De Eichmann-mentaliteit
Een goede verstaander herkent hier de mentaliteit van Eichmann, de kritiekloze ambtenaar van de Endlösung. Toen het tribunaal in Jeruzalem – dat hem uiteindelijk ter dood veroordeelde voor zijn rol in het nazi-regime – hem vroeg of hij geen schuld of berouw voelde, ontkende Eichmann dat, want, zo zei hij, de treinen waren altijd op tijd vertrokken, hij had zijn opdrachten altijd naar behoren uitgevoerd, dus hoe kon hij ergens schuldig aan zijn?
Salinas, die over eenzelfde houding beschikt, leest dan ook met toenemende verbazing de dagboeken van de jonge Enrique Salinas: “Overal moest hij een argument voor hebben, zelfs om te leven. Iemand die zo denkt is nog een kind, geen volwassen man.” Enrique Salinas is de absolute tegenpool van Martens, hij vergelijkt het leven in een dictatuur met ‘non-existentialisme’, met ‘een non-existerend existeren’, omdat er geen mogelijkheid is om het leven in eigen hand te nemen.
De vertegenwoordigers van de junta stellen hier tegenover de bloedeloze drogredenen zoals Martens’ meerdere Diaz ze graag bezigt: de politie is er om orde in de schepping te brengen. Voortdurend is Martens op zoek naar de logica van zijn bazen en van het regime dat hij diende, om tenslotte tot de conclusie te komen dat de logica slechts deze was: “Ik begreep dat wij alles overboord hadden gezet wat ons nog aan de menselijke wetten bond, ik begreep dat wij nergens meer op konden vertrouwen behalve op onszelf. En natuurlijk op het noodlot, op die onverzadigbare, gretige en altijd hongerige machine.” Niet dat Martens hier zijn eigen handelen ter discussie stelt: nee, het is het noodlot dat hem heeft meegesleurd.Wie zweert er samen?
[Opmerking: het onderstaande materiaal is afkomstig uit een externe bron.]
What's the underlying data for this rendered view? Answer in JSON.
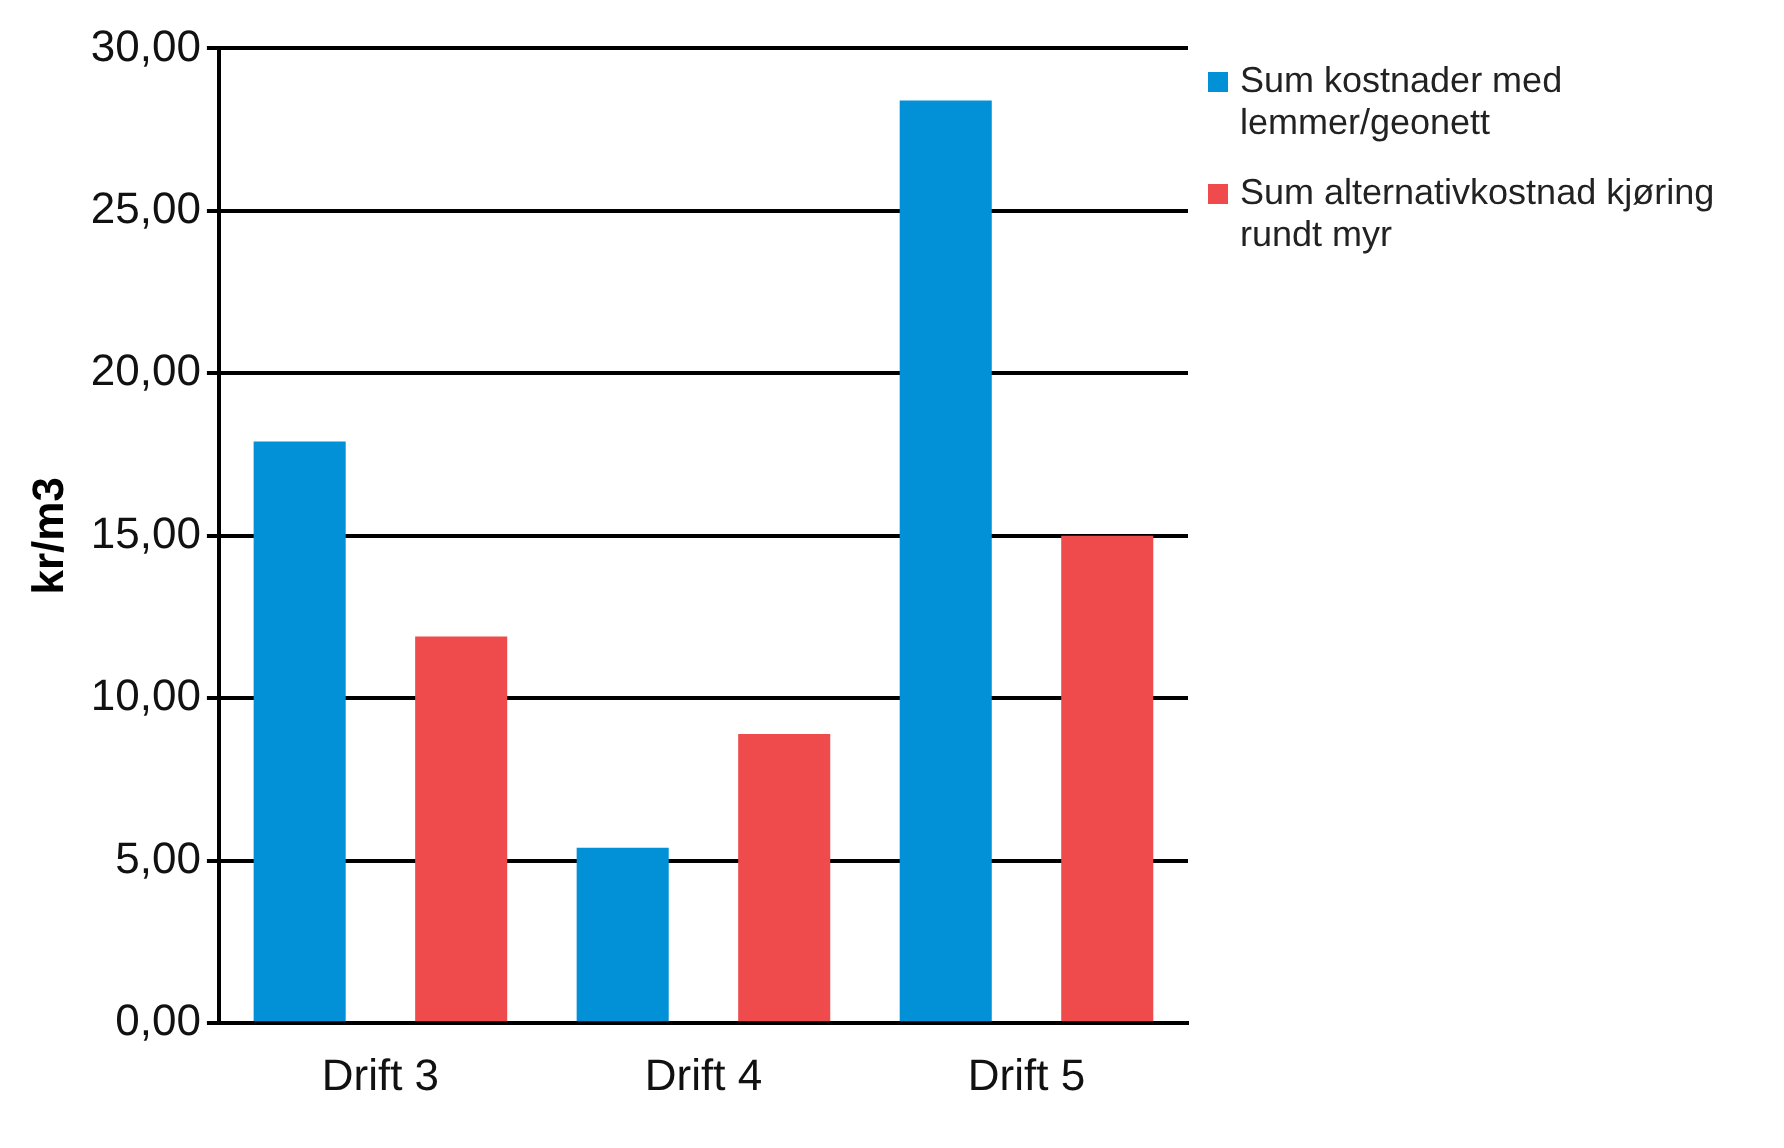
{
  "chart_data": {
    "type": "bar",
    "ylabel": "kr/m3",
    "categories": [
      "Drift 3",
      "Drift 4",
      "Drift 5"
    ],
    "series": [
      {
        "name": "Sum kostnader med lemmer/geonett",
        "color": "#0291d6",
        "values": [
          17.9,
          5.4,
          28.4
        ]
      },
      {
        "name": "Sum alternativkostnad kjøring rundt myr",
        "color": "#ef4b4c",
        "values": [
          11.9,
          8.9,
          15.0
        ]
      }
    ],
    "ylim": [
      0,
      30
    ],
    "yticks": [
      {
        "value": 0,
        "label": "0,00"
      },
      {
        "value": 5,
        "label": "5,00"
      },
      {
        "value": 10,
        "label": "10,00"
      },
      {
        "value": 15,
        "label": "15,00"
      },
      {
        "value": 20,
        "label": "20,00"
      },
      {
        "value": 25,
        "label": "25,00"
      },
      {
        "value": 30,
        "label": "30,00"
      }
    ],
    "grid": "y",
    "legend": "right"
  }
}
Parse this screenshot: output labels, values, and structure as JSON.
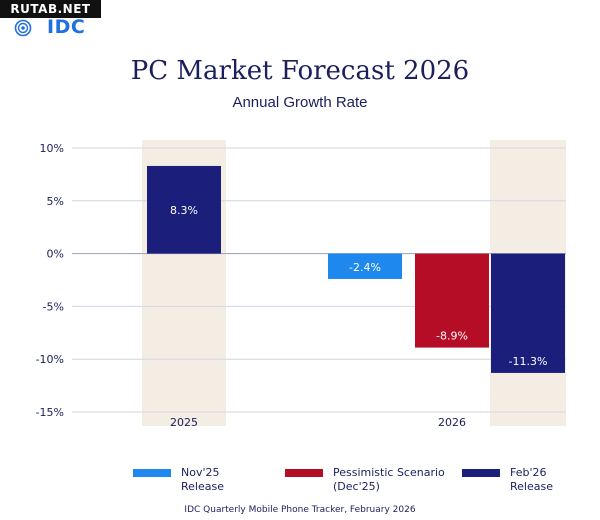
{
  "watermark": "RUTAB.NET",
  "logo_text": "IDC",
  "chart_data": {
    "type": "bar",
    "title": "PC Market Forecast 2026",
    "subtitle": "Annual Growth Rate",
    "y_ticks": [
      "10%",
      "5%",
      "0%",
      "-5%",
      "-10%",
      "-15%"
    ],
    "ylim": [
      -15,
      10
    ],
    "grid": true,
    "categories": [
      "2025",
      "2026"
    ],
    "series": [
      {
        "name": "Nov'25 Release",
        "color": "#1e88ee",
        "values": [
          null,
          -2.4
        ],
        "labels": [
          null,
          "-2.4%"
        ]
      },
      {
        "name": "Pessimistic Scenario (Dec'25)",
        "color": "#b50d26",
        "values": [
          null,
          -8.9
        ],
        "labels": [
          null,
          "-8.9%"
        ]
      },
      {
        "name": "Feb'26 Release",
        "color": "#1b1e7a",
        "values": [
          8.3,
          -11.3
        ],
        "labels": [
          "8.3%",
          "-11.3%"
        ]
      }
    ],
    "highlight_color": "#f3ede4"
  },
  "legend": [
    {
      "label": "Nov'25\nRelease",
      "color": "#1e88ee"
    },
    {
      "label": "Pessimistic Scenario\n(Dec'25)",
      "color": "#b50d26"
    },
    {
      "label": "Feb'26\nRelease",
      "color": "#1b1e7a"
    }
  ],
  "footer": "IDC Quarterly Mobile Phone Tracker, February 2026"
}
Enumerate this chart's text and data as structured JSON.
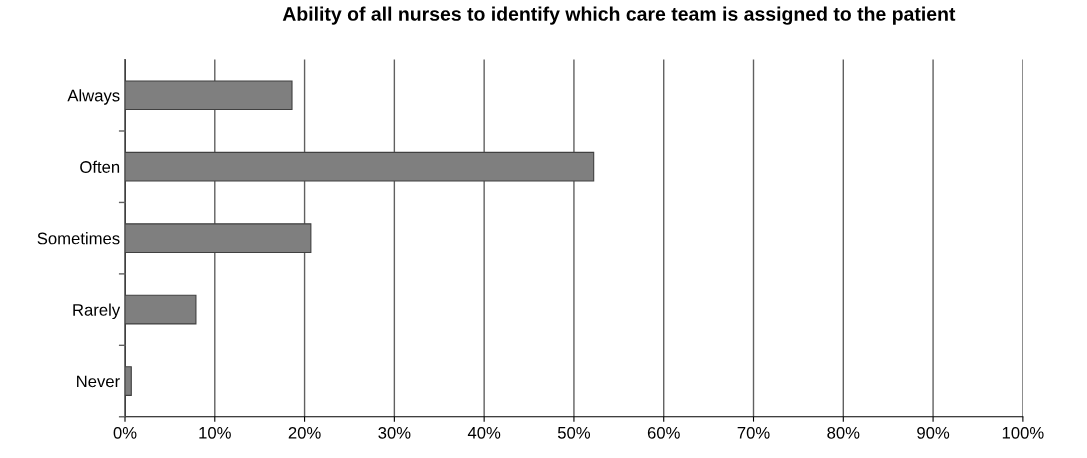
{
  "chart_data": {
    "type": "bar",
    "orientation": "horizontal",
    "title": "Ability of all nurses to identify which care team is assigned to the patient",
    "categories": [
      "Always",
      "Often",
      "Sometimes",
      "Rarely",
      "Never"
    ],
    "values": [
      18.6,
      52.2,
      20.7,
      7.9,
      0.7
    ],
    "color": "#7f7f7f",
    "xlim": [
      0,
      100
    ],
    "xticks": [
      {
        "value": 0,
        "label": "0%"
      },
      {
        "value": 10,
        "label": "10%"
      },
      {
        "value": 20,
        "label": "20%"
      },
      {
        "value": 30,
        "label": "30%"
      },
      {
        "value": 40,
        "label": "40%"
      },
      {
        "value": 50,
        "label": "50%"
      },
      {
        "value": 60,
        "label": "60%"
      },
      {
        "value": 70,
        "label": "70%"
      },
      {
        "value": 80,
        "label": "80%"
      },
      {
        "value": 90,
        "label": "90%"
      },
      {
        "value": 100,
        "label": "100%"
      }
    ],
    "grid": "x"
  }
}
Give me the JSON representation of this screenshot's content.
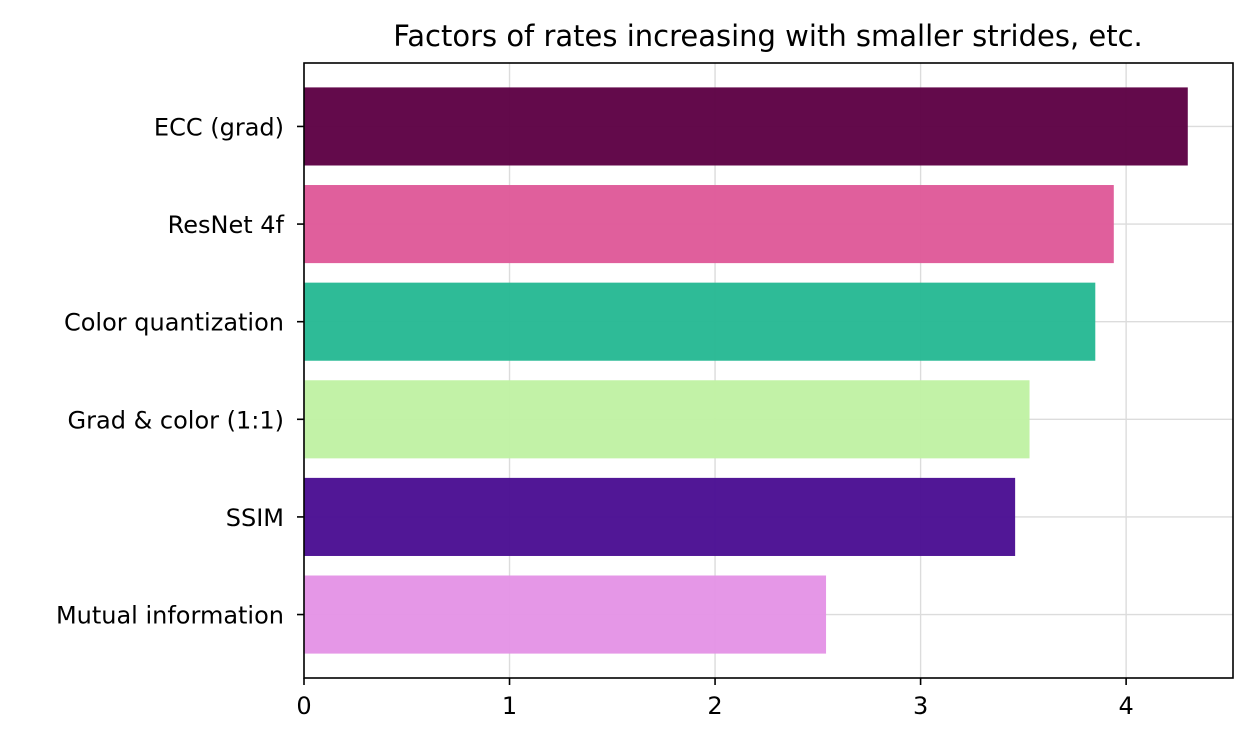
{
  "chart_data": {
    "type": "bar",
    "orientation": "horizontal",
    "title": "Factors of rates increasing with smaller strides, etc.",
    "xlabel": "",
    "ylabel": "",
    "categories": [
      "ECC (grad)",
      "ResNet 4f",
      "Color quantization",
      "Grad & color (1:1)",
      "SSIM",
      "Mutual information"
    ],
    "values": [
      4.3,
      3.94,
      3.85,
      3.53,
      3.46,
      2.54
    ],
    "colors": [
      "#5e0245",
      "#df5a99",
      "#27b994",
      "#c0f2a4",
      "#4b1093",
      "#e494e6"
    ],
    "xlim": [
      0,
      4.52
    ],
    "xticks": [
      0,
      1,
      2,
      3,
      4
    ],
    "grid": true
  }
}
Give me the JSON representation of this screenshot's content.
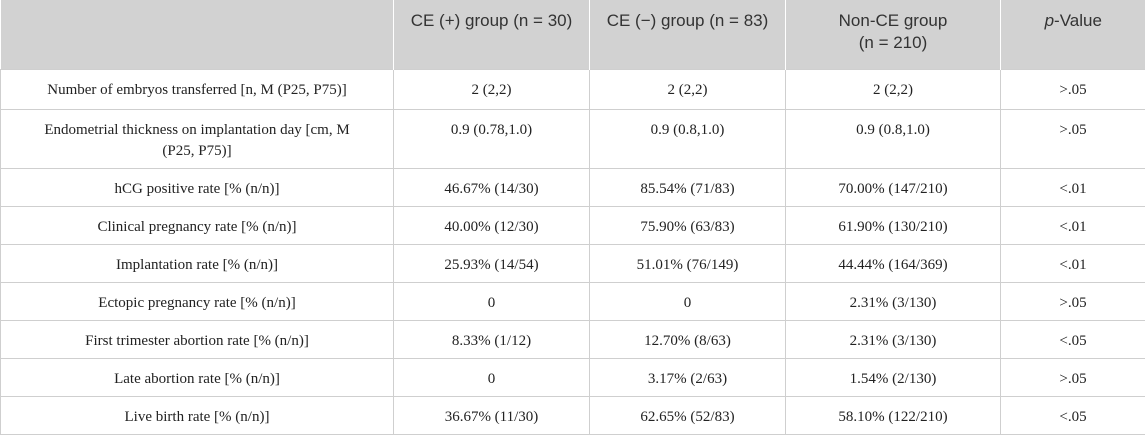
{
  "columns": [
    {
      "label": ""
    },
    {
      "label": "CE (+) group (n = 30)"
    },
    {
      "label": "CE (−) group (n = 83)"
    },
    {
      "label": "Non-CE group (n = 210)"
    },
    {
      "label_italic": "p",
      "label_rest": "-Value"
    }
  ],
  "rows": [
    {
      "label": "Number of embryos transferred [n, M (P25, P75)]",
      "ce_pos": "2 (2,2)",
      "ce_neg": "2 (2,2)",
      "non_ce": "2 (2,2)",
      "p_value": ">.05"
    },
    {
      "label": "Endometrial thickness on implantation day [cm, M (P25, P75)]",
      "ce_pos": "0.9 (0.78,1.0)",
      "ce_neg": "0.9 (0.8,1.0)",
      "non_ce": "0.9 (0.8,1.0)",
      "p_value": ">.05"
    },
    {
      "label": "hCG positive rate [% (n/n)]",
      "ce_pos": "46.67% (14/30)",
      "ce_neg": "85.54% (71/83)",
      "non_ce": "70.00% (147/210)",
      "p_value": "<.01"
    },
    {
      "label": "Clinical pregnancy rate [% (n/n)]",
      "ce_pos": "40.00% (12/30)",
      "ce_neg": "75.90% (63/83)",
      "non_ce": "61.90% (130/210)",
      "p_value": "<.01"
    },
    {
      "label": "Implantation rate [% (n/n)]",
      "ce_pos": "25.93% (14/54)",
      "ce_neg": "51.01% (76/149)",
      "non_ce": "44.44% (164/369)",
      "p_value": "<.01"
    },
    {
      "label": "Ectopic pregnancy rate [% (n/n)]",
      "ce_pos": "0",
      "ce_neg": "0",
      "non_ce": "2.31% (3/130)",
      "p_value": ">.05"
    },
    {
      "label": "First trimester abortion rate [% (n/n)]",
      "ce_pos": "8.33% (1/12)",
      "ce_neg": "12.70% (8/63)",
      "non_ce": "2.31% (3/130)",
      "p_value": "<.05"
    },
    {
      "label": "Late abortion rate [% (n/n)]",
      "ce_pos": "0",
      "ce_neg": "3.17% (2/63)",
      "non_ce": "1.54% (2/130)",
      "p_value": ">.05"
    },
    {
      "label": "Live birth rate [% (n/n)]",
      "ce_pos": "36.67% (11/30)",
      "ce_neg": "62.65% (52/83)",
      "non_ce": "58.10% (122/210)",
      "p_value": "<.05"
    }
  ]
}
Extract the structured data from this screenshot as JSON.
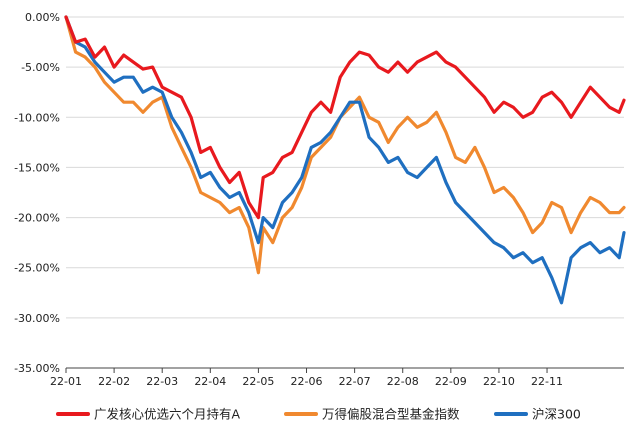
{
  "chart_data": {
    "type": "line",
    "title": "",
    "xlabel": "",
    "ylabel": "",
    "ylim": [
      -35,
      0
    ],
    "y_ticks": [
      "0.00%",
      "-5.00%",
      "-10.00%",
      "-15.00%",
      "-20.00%",
      "-25.00%",
      "-30.00%",
      "-35.00%"
    ],
    "x_range": [
      0,
      11.6
    ],
    "x_ticks": [
      "22-01",
      "22-02",
      "22-03",
      "22-04",
      "22-05",
      "22-06",
      "22-07",
      "22-08",
      "22-09",
      "22-10",
      "22-11"
    ],
    "grid": "horizontal",
    "legend_position": "bottom",
    "series": [
      {
        "name": "广发核心优选六个月持有A",
        "color": "#e8191e",
        "x": [
          0,
          0.2,
          0.4,
          0.6,
          0.8,
          1.0,
          1.2,
          1.4,
          1.6,
          1.8,
          2.0,
          2.2,
          2.4,
          2.6,
          2.8,
          3.0,
          3.2,
          3.4,
          3.6,
          3.8,
          4.0,
          4.1,
          4.3,
          4.5,
          4.7,
          4.9,
          5.1,
          5.3,
          5.5,
          5.7,
          5.9,
          6.1,
          6.3,
          6.5,
          6.7,
          6.9,
          7.1,
          7.3,
          7.5,
          7.7,
          7.9,
          8.1,
          8.3,
          8.5,
          8.7,
          8.9,
          9.1,
          9.3,
          9.5,
          9.7,
          9.9,
          10.1,
          10.3,
          10.5,
          10.7,
          10.9,
          11.1,
          11.3,
          11.5,
          11.6
        ],
        "y": [
          0,
          -2.5,
          -2.2,
          -4.0,
          -3.0,
          -5.0,
          -3.8,
          -4.5,
          -5.2,
          -5.0,
          -7.0,
          -7.5,
          -8.0,
          -10.0,
          -13.5,
          -13.0,
          -15.0,
          -16.5,
          -15.5,
          -18.5,
          -20.0,
          -16.0,
          -15.5,
          -14.0,
          -13.5,
          -11.5,
          -9.5,
          -8.5,
          -9.5,
          -6.0,
          -4.5,
          -3.5,
          -3.8,
          -5.0,
          -5.5,
          -4.5,
          -5.5,
          -4.5,
          -4.0,
          -3.5,
          -4.5,
          -5.0,
          -6.0,
          -7.0,
          -8.0,
          -9.5,
          -8.5,
          -9.0,
          -10.0,
          -9.5,
          -8.0,
          -7.5,
          -8.5,
          -10.0,
          -8.5,
          -7.0,
          -8.0,
          -9.0,
          -9.5,
          -8.3
        ]
      },
      {
        "name": "万得偏股混合型基金指数",
        "color": "#f0892f",
        "x": [
          0,
          0.2,
          0.4,
          0.6,
          0.8,
          1.0,
          1.2,
          1.4,
          1.6,
          1.8,
          2.0,
          2.2,
          2.4,
          2.6,
          2.8,
          3.0,
          3.2,
          3.4,
          3.6,
          3.8,
          4.0,
          4.1,
          4.3,
          4.5,
          4.7,
          4.9,
          5.1,
          5.3,
          5.5,
          5.7,
          5.9,
          6.1,
          6.3,
          6.5,
          6.7,
          6.9,
          7.1,
          7.3,
          7.5,
          7.7,
          7.9,
          8.1,
          8.3,
          8.5,
          8.7,
          8.9,
          9.1,
          9.3,
          9.5,
          9.7,
          9.9,
          10.1,
          10.3,
          10.5,
          10.7,
          10.9,
          11.1,
          11.3,
          11.5,
          11.6
        ],
        "y": [
          0,
          -3.5,
          -4.0,
          -5.0,
          -6.5,
          -7.5,
          -8.5,
          -8.5,
          -9.5,
          -8.5,
          -8.0,
          -11.0,
          -13.0,
          -15.0,
          -17.5,
          -18.0,
          -18.5,
          -19.5,
          -19.0,
          -21.0,
          -25.5,
          -21.0,
          -22.5,
          -20.0,
          -19.0,
          -17.0,
          -14.0,
          -13.0,
          -12.0,
          -10.0,
          -9.0,
          -8.0,
          -10.0,
          -10.5,
          -12.5,
          -11.0,
          -10.0,
          -11.0,
          -10.5,
          -9.5,
          -11.5,
          -14.0,
          -14.5,
          -13.0,
          -15.0,
          -17.5,
          -17.0,
          -18.0,
          -19.5,
          -21.5,
          -20.5,
          -18.5,
          -19.0,
          -21.5,
          -19.5,
          -18.0,
          -18.5,
          -19.5,
          -19.5,
          -19.0
        ]
      },
      {
        "name": "沪深300",
        "color": "#1f6fc0",
        "x": [
          0,
          0.2,
          0.4,
          0.6,
          0.8,
          1.0,
          1.2,
          1.4,
          1.6,
          1.8,
          2.0,
          2.2,
          2.4,
          2.6,
          2.8,
          3.0,
          3.2,
          3.4,
          3.6,
          3.8,
          4.0,
          4.1,
          4.3,
          4.5,
          4.7,
          4.9,
          5.1,
          5.3,
          5.5,
          5.7,
          5.9,
          6.1,
          6.3,
          6.5,
          6.7,
          6.9,
          7.1,
          7.3,
          7.5,
          7.7,
          7.9,
          8.1,
          8.3,
          8.5,
          8.7,
          8.9,
          9.1,
          9.3,
          9.5,
          9.7,
          9.9,
          10.1,
          10.3,
          10.5,
          10.7,
          10.9,
          11.1,
          11.3,
          11.5,
          11.6
        ],
        "y": [
          0,
          -2.5,
          -3.0,
          -4.5,
          -5.5,
          -6.5,
          -6.0,
          -6.0,
          -7.5,
          -7.0,
          -7.5,
          -10.0,
          -11.5,
          -13.5,
          -16.0,
          -15.5,
          -17.0,
          -18.0,
          -17.5,
          -19.5,
          -22.5,
          -20.0,
          -21.0,
          -18.5,
          -17.5,
          -16.0,
          -13.0,
          -12.5,
          -11.5,
          -10.0,
          -8.5,
          -8.5,
          -12.0,
          -13.0,
          -14.5,
          -14.0,
          -15.5,
          -16.0,
          -15.0,
          -14.0,
          -16.5,
          -18.5,
          -19.5,
          -20.5,
          -21.5,
          -22.5,
          -23.0,
          -24.0,
          -23.5,
          -24.5,
          -24.0,
          -26.0,
          -28.5,
          -24.0,
          -23.0,
          -22.5,
          -23.5,
          -23.0,
          -24.0,
          -21.5
        ]
      }
    ]
  }
}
In deze trant moeten we ook de ambigue lading van de titel lezen: want wie zweert er nu eigenlijk tegen wie samen? Zweren de Salinas’ samen tegen de machthebbers, zweren de machthebbers samen tegen de Salinas’, of zweert het ‘systeem’ samen tegen beiden? Kertész lijkt in elke situatie de persoonlijke verantwoordelijkheid van ieder mens te benadrukken: het lot is geen excuus, anders is er immers ook geen vrijheid.
Kertesz’ werk is een een poging om onder woorden te brengen wat de holocaust zegt over de mens en de Europese beschaving. Hij beschouwt Auschwitz niet als een incident, maar onderkent de grote kans op herhaling, die als een ‘lange, donkere schaduw van de holocaust’ over onze tijd hangt. Voor Kertesz betekent Auschwitz de werkelijke dood van god, het einde van de houdbaarheid van elk metafysisch principe. Nu moet de mens bij elke stap die hij zet zélf de morele uitdaging aangaan. In zijn essaybundel De verbannen taal zegt hij hierover dat we ons best moeten doen om te “begrijpen dat het onbegrijpelijk is”.
In die zin kunnen we De samenzwering opvatten als bevestiging van deze these. Voor Kertész representeren alle totalitaire regimes van de twintigste eeuw (hij leefde zelf lang onder het Hongaarse communisme) de holocaust. De taak van de mens is om zich teweer te stellen tegen de objectiverende logica van dergelijke regimes, om zo herhaling te voorkomen.